2. People appear to beg their original question in five ways: the first and most obvious being if any one begs the actual point requiring to be shown: this is easily detected when put in so many words; but it is more apt to escape detection in the case of different terms, or a term and an expression, that mean the same thing. A second way occurs whenever any one begs universally something which he has to demonstrate in a particular case: suppose (e.g.) he were trying to prove that the knowledge of contraries is one and were to claim that the knowledge of opposites in general is one: for then he is generally thought to be begging, along with a number of other things, that which he ought to have shown by itself. A third way is if any one were to beg in particular cases what he undertakes to show universally: e.g. if he undertook to show that the knowledge of contraries is always one, and begged it of certain pairs of contraries: for he also is generally considered to be begging independently and by itself what, together with a number of other things, he ought to have shown. Again, a man begs the question if he begs his conclusion piecemeal: supposing e.g. that he had to show that medicine is a science of what leads to health and to disease, and were to claim first the one, then the other; or, fifthly, if he were to beg the one or the other of a pair of statements that necessarily involve one other; e.g. if he had to show that the diagonal is incommensurable with the side, and were to beg that the side is incommensurable with the diagonal.

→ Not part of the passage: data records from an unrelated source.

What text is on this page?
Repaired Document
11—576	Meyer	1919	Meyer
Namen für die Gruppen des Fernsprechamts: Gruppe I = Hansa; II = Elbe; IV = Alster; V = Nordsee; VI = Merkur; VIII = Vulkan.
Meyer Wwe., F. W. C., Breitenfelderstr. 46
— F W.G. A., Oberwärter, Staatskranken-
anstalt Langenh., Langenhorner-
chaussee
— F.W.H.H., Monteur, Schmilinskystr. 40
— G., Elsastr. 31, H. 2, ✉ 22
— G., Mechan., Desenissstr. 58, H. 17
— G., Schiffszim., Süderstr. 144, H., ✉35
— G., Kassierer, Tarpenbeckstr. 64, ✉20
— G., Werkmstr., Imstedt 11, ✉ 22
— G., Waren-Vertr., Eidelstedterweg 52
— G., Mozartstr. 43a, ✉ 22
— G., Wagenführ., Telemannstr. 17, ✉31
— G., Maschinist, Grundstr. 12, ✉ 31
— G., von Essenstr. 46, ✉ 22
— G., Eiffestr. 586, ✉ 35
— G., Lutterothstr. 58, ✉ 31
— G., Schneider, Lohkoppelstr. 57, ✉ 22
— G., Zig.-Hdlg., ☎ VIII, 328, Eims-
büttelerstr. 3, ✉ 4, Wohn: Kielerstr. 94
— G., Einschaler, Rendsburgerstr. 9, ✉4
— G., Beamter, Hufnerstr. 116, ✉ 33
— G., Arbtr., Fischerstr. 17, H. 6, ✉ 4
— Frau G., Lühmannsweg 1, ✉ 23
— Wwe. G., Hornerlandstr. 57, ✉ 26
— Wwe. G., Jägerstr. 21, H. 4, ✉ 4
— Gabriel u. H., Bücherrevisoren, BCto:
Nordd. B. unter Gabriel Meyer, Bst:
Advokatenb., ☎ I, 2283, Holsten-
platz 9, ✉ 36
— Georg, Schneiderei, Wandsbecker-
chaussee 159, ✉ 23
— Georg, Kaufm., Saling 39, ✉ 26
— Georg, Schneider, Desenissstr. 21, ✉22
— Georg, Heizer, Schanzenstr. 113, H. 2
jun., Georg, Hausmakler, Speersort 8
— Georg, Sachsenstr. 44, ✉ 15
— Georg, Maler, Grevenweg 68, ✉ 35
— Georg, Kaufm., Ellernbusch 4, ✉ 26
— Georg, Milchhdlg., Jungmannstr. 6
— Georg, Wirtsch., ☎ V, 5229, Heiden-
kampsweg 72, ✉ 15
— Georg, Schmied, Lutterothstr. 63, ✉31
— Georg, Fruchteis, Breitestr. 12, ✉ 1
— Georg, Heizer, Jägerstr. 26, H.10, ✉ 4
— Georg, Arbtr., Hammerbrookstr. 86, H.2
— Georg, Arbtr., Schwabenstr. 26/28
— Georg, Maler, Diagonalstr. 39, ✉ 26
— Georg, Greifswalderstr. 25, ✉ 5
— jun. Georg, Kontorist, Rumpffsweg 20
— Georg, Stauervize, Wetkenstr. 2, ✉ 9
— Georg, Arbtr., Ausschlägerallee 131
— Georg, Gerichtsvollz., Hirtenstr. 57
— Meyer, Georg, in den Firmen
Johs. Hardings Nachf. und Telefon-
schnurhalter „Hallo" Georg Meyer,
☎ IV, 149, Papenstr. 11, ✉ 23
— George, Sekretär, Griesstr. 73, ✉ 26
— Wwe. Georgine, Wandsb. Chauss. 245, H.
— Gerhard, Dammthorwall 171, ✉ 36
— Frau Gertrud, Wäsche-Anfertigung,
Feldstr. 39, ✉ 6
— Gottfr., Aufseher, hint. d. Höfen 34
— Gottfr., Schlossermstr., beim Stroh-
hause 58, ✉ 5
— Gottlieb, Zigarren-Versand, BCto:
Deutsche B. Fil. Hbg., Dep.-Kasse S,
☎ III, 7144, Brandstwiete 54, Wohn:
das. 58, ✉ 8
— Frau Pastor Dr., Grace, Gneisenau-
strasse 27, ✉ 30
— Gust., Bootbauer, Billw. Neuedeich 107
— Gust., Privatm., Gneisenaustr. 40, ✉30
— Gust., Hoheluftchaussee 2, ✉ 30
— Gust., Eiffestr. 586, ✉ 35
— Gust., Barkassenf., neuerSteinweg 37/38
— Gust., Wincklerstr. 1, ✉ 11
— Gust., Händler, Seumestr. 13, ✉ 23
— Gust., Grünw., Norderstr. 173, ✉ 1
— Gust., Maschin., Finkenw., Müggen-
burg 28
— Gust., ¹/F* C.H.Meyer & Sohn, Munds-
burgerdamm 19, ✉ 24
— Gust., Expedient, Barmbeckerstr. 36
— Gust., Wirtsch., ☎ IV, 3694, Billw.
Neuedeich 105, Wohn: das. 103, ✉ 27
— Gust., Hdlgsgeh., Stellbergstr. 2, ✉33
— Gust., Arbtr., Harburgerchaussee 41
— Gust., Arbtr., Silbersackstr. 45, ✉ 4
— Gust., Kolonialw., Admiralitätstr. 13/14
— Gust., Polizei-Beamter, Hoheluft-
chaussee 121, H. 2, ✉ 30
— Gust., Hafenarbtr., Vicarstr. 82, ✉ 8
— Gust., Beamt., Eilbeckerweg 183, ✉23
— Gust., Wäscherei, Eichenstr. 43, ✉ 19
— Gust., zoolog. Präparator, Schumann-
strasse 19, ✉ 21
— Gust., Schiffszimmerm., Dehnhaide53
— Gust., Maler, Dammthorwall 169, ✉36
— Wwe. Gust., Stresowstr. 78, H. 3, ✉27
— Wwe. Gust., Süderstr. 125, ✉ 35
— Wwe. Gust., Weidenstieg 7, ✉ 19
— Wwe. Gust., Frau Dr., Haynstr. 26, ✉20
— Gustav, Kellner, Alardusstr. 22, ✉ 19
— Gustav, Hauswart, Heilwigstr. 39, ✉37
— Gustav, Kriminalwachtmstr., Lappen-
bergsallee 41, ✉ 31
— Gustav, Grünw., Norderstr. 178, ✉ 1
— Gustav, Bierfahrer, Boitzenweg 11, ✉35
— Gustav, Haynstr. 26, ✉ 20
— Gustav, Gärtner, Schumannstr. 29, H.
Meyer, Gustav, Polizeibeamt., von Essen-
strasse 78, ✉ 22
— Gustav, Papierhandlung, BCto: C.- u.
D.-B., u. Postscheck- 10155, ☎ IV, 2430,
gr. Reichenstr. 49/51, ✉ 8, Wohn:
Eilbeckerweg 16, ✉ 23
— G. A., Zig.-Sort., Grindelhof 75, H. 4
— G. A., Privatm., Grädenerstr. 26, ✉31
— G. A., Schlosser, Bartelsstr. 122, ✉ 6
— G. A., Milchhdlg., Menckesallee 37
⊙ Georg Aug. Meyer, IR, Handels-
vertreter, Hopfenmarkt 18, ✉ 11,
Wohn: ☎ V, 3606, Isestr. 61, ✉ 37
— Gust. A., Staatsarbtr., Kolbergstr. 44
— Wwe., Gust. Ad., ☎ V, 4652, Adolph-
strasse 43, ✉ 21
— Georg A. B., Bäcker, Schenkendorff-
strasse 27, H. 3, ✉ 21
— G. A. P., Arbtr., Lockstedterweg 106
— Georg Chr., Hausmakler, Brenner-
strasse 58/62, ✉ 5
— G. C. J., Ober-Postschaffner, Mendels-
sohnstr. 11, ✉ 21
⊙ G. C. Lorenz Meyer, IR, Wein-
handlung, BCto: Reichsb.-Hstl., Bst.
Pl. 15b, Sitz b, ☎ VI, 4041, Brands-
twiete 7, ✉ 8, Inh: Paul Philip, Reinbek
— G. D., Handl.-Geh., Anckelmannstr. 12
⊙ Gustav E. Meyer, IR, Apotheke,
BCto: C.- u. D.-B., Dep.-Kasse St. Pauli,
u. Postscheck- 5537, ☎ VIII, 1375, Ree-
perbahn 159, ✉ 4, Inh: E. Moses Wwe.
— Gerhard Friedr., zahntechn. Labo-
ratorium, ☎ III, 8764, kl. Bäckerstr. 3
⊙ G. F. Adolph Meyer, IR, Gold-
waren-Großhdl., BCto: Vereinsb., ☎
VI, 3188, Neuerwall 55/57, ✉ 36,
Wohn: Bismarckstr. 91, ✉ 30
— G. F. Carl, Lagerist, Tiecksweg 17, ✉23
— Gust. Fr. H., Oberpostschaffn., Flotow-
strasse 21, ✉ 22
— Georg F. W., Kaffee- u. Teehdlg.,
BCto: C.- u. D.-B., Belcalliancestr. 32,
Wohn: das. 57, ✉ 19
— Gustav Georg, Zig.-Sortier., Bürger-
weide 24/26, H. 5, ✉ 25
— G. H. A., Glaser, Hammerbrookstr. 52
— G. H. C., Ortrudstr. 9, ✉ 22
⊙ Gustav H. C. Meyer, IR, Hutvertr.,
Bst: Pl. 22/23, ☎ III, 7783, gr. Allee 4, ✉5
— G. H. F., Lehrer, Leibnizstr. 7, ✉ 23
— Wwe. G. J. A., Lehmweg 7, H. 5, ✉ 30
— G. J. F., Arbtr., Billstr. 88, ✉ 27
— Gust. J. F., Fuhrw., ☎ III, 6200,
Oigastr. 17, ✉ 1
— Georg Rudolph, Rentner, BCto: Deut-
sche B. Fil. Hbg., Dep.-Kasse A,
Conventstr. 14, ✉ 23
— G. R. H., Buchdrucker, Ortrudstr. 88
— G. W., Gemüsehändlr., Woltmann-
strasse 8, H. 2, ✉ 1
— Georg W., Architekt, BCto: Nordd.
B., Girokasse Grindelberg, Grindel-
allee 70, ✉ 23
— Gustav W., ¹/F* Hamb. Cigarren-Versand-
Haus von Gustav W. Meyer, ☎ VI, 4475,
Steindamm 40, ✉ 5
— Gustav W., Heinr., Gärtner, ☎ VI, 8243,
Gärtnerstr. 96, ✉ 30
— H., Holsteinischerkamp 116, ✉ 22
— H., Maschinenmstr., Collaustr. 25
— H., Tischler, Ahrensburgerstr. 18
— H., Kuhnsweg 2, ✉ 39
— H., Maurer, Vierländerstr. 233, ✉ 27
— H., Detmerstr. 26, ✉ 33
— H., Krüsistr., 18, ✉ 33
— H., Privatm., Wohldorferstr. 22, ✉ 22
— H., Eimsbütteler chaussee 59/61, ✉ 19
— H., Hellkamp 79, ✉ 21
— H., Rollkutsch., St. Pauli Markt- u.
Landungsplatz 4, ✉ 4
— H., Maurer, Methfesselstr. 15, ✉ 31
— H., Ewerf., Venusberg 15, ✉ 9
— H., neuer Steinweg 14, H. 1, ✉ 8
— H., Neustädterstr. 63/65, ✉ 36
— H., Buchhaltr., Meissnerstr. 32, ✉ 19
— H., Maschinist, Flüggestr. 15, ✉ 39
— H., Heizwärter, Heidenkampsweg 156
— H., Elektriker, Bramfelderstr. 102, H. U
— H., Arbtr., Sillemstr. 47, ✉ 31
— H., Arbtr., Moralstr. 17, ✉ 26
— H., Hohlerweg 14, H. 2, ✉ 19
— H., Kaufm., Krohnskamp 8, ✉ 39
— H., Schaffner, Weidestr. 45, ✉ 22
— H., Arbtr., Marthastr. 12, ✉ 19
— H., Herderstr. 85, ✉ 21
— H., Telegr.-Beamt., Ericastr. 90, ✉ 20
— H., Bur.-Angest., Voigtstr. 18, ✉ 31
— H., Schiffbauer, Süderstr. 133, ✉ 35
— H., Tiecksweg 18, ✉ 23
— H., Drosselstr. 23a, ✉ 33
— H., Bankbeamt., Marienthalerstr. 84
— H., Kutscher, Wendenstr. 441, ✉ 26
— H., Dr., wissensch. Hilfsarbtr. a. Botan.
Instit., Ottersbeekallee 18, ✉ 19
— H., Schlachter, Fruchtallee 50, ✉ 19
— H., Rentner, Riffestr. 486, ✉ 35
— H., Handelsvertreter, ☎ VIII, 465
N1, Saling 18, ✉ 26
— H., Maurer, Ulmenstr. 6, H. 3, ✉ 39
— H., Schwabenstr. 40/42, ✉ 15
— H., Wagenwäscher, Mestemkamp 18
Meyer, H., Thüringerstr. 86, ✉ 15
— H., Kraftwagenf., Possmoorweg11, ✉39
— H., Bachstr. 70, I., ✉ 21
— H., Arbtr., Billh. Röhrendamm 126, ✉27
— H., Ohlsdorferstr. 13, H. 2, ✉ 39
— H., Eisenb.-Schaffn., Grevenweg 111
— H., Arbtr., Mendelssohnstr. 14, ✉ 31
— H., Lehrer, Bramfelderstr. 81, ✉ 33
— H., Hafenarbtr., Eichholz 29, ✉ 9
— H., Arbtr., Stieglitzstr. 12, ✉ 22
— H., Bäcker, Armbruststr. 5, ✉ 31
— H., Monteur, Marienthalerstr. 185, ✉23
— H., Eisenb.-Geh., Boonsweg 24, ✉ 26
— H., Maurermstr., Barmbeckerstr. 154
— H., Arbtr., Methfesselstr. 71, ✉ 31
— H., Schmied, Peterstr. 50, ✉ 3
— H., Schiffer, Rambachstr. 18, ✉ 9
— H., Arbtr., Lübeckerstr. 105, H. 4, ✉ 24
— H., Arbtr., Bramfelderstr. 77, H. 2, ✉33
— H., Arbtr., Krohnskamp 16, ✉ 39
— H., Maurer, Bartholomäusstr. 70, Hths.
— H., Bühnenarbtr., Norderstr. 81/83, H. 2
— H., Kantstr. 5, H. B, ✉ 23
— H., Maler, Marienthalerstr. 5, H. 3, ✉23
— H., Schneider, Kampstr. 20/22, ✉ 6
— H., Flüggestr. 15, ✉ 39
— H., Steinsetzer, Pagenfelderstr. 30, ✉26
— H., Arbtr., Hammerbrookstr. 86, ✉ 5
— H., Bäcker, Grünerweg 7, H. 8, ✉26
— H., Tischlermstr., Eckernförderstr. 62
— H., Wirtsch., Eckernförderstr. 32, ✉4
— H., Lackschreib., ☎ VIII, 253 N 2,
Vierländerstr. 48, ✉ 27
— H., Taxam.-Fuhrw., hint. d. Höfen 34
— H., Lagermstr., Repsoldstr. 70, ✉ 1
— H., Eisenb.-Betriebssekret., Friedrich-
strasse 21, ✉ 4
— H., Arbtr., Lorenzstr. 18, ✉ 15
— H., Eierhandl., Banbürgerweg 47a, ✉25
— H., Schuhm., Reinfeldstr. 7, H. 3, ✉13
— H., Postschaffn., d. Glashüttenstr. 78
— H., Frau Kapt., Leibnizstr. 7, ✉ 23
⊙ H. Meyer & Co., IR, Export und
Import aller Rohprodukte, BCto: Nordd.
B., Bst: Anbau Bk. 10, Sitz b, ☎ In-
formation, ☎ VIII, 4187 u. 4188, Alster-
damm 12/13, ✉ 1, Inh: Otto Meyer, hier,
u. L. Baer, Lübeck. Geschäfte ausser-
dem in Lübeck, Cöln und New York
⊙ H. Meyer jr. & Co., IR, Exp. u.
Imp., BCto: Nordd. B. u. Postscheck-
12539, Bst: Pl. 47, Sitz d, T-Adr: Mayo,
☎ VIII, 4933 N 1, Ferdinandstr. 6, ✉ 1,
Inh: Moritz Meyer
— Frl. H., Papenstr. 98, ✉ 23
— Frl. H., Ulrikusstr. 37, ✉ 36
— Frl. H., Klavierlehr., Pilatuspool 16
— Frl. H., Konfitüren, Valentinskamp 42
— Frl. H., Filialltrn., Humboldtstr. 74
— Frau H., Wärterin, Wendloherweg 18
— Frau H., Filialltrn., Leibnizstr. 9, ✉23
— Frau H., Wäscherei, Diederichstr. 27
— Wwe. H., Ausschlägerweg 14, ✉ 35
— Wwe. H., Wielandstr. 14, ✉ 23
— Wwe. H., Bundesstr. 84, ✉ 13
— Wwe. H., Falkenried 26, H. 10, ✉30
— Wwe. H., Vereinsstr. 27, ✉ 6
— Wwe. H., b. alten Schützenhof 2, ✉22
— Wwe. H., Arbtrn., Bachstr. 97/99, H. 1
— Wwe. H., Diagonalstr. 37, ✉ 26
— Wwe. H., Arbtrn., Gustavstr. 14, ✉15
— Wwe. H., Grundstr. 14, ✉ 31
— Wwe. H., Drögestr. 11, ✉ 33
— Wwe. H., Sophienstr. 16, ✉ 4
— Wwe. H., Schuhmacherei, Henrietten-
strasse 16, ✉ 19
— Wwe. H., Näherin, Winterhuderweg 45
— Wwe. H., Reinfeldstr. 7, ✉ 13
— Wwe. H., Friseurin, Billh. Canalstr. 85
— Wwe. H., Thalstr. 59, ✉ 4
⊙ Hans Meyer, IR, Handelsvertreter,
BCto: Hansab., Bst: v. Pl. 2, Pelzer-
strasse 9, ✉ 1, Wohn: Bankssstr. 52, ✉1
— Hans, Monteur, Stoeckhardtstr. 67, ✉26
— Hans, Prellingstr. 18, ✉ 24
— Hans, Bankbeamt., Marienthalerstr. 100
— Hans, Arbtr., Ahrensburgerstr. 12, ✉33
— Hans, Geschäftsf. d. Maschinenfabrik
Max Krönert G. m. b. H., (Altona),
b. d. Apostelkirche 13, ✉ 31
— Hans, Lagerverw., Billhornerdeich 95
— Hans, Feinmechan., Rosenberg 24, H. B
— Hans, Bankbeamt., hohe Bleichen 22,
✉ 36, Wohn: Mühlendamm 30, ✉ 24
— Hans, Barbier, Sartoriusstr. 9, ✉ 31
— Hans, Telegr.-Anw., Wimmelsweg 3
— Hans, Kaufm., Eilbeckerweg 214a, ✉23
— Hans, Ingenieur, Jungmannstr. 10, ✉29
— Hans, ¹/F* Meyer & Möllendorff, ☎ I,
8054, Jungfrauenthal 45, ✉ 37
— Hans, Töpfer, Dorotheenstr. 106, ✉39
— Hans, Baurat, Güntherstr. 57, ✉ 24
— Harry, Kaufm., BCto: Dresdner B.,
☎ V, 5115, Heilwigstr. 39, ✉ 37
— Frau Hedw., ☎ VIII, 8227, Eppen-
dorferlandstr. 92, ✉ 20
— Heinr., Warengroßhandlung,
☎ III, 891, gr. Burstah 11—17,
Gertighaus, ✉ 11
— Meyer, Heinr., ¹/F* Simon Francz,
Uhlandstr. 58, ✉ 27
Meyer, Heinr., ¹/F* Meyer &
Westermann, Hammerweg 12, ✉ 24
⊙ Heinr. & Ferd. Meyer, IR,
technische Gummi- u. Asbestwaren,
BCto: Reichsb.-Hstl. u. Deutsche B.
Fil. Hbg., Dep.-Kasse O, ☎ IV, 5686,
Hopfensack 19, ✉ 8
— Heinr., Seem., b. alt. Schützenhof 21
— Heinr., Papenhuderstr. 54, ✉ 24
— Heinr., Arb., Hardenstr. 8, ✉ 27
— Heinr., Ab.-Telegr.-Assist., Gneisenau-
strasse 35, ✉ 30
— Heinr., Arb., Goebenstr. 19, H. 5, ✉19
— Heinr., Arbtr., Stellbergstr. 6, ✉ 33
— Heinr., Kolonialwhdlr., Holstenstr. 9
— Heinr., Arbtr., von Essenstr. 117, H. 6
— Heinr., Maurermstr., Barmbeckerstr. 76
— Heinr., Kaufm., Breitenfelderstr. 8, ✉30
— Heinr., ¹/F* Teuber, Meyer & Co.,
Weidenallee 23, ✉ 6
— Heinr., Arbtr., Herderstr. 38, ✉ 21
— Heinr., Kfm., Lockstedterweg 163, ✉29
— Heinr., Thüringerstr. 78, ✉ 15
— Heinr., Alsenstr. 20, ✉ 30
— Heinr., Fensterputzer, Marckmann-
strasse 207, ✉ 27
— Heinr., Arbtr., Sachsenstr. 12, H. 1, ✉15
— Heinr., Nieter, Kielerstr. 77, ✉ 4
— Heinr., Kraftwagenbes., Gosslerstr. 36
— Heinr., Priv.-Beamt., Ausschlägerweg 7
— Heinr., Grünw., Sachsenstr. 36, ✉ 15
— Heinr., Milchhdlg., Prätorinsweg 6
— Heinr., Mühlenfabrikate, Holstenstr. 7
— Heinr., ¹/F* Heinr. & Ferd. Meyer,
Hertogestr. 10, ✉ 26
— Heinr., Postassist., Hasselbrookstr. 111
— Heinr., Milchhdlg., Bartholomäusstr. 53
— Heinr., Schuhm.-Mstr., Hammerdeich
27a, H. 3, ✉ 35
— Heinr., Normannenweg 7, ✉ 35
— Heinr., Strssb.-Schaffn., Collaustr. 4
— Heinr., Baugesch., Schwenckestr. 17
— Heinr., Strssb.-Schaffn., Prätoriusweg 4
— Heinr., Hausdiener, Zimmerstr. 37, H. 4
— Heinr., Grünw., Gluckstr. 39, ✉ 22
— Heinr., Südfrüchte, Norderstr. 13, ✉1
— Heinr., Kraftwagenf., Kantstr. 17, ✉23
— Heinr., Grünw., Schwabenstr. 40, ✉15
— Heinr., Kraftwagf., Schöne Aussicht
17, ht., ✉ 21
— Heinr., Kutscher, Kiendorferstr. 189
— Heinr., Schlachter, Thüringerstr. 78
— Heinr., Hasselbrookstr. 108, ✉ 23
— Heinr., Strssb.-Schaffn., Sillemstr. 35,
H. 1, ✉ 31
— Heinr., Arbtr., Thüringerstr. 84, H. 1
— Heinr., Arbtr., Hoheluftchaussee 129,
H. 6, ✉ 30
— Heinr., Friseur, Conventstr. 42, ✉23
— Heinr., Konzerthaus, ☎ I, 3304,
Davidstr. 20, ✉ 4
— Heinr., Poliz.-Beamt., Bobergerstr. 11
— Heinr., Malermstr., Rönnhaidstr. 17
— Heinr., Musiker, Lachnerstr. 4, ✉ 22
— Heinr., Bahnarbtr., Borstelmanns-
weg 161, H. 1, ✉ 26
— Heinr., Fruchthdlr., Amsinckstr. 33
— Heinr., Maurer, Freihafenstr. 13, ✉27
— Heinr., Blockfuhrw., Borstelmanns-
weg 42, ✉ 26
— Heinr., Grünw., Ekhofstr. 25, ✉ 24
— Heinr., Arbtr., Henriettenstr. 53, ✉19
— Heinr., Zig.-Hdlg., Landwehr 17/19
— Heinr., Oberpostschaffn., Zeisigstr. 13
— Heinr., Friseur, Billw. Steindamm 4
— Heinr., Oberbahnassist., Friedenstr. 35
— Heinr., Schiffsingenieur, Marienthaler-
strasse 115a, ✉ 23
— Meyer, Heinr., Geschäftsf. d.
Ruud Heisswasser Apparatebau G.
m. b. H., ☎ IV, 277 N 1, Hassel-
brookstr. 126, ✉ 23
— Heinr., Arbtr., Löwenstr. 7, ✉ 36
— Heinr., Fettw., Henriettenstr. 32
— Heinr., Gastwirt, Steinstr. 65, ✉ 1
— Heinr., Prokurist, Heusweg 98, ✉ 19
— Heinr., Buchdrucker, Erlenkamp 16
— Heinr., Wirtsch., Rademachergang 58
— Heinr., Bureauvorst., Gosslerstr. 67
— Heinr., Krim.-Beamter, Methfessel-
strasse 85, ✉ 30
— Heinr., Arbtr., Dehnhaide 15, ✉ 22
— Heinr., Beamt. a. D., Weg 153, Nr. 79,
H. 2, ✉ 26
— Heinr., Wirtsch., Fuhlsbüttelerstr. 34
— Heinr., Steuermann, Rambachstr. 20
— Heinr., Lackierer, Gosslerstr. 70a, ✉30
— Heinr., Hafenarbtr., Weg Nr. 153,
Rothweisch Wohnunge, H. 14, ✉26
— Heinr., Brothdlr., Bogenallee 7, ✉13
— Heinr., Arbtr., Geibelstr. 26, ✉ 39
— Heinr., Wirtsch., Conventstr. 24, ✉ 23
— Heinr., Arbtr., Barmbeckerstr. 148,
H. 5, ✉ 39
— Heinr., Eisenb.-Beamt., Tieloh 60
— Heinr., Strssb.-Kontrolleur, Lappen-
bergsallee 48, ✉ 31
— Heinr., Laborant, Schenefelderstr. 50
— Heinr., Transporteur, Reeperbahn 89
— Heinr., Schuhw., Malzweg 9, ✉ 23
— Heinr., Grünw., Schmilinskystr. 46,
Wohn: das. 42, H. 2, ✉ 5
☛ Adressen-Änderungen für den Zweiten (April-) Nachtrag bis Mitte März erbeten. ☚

3. The ways in which people assume contraries are equal in number to those in which they beg their original question. For it would happen,
4. firstly, if any one were to beg an opposite affirmation and negation;
5. secondly, if he were to beg the contrary terms of an antithesis, e.g. that the same thing is good and evil;
6. thirdly, suppose any one were to claim something universally and then proceed to beg its contradictory in some particular case, e.g. if having secured that the knowledge of contraries is one, he were to claim that the knowledge of what makes for health or for disease is different; or,
7. fourthly, suppose him, after postulating the latter view, to try to secure universally the contradictory statement. Again,
8. fifthly, suppose a man begs the contrary of the conclusion which necessarily comes about through the premisses laid down; and this would happen suppose, even without begging the opposites in so many words, he were to beg two premisses such that this contradictory statement that is opposite to the first conclusion will follow from them. The securing of contraries differs from begging the original question in this way: in the latter case the mistake lies in regard to the conclusion; for it is by a glance at the conclusion that we tell that the original question has been begged: whereas contrary views lie in the premisses, viz. in a certain relation which they bear to one another.